“I’ll see who it is,” Salvador Fariñas said to his wife, who was in the kitchen filleting a fish for dinner.

Fariñas opened the door and stepped outside to converse with the visitors. After several minutes, he poked his head back through the doorway and called to his wife. “Maria, you better come see.”

Maria wiped her hands on her apron and strode outside with an impatient gait. She found a delivery truck parked in their drive and two men unloading numerous thin crates.

Fariñas was opening one of the crates with a screwdriver when he noticed his wife. “Maria, they’ve come back! They’ve come back to you!”

She approached with a confused look as he pried off the crate facing. Inside was a painting of an old woman holding a bouquet of flowers. Maria instantly recognized the portrait of her mother, one she had painted forty years earlier. “My painting of Mama,” she murmured.

She looked to the truck and the other crates being offloaded. “These are all my paintings?”

“Yes!” Fariñas said. “They all have been returned.”

Her eyes glistened. “I don’t understand.”

A switch seemed to flick on inside the woman, banishing the tired and defeated heart she had carried for the past several decades. With her husband, she eagerly pried open the crates, looking upon her works as a mother to her children.

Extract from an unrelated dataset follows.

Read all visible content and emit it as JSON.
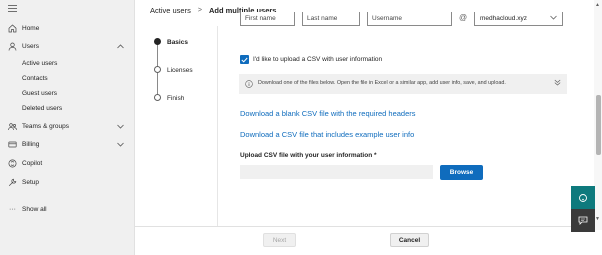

When the last crate was unloaded, one of the deliverymen approached. “This is for you, Señora Fariñas.” He handed her a thick envelope. “Have a nice day.”

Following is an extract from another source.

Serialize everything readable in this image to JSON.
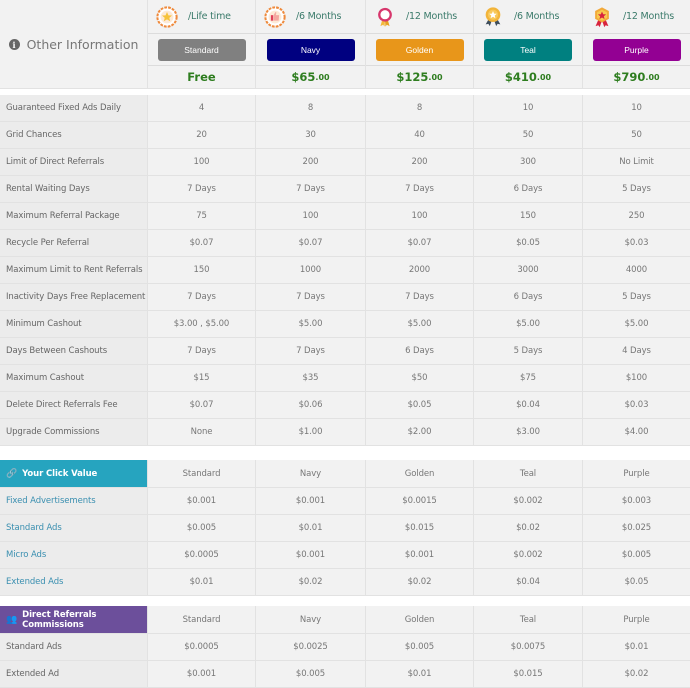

“Thank you,” she replied, opening the envelope. Inside was a note and a thin object wrapped in brown paper. She pulled open the note.

Maria,

Always remember, the artist who lives within can never die.

Dirk Pitt

She unfurled the brown paper to find a fine Kolinsky sable-hair artist’s brush inside.

Tears began cascading down her cheeks. She dabbed them away with her apron until regaining her composure. Then she raised the brush in the air and in a powerful voice said, “Absolutamente!”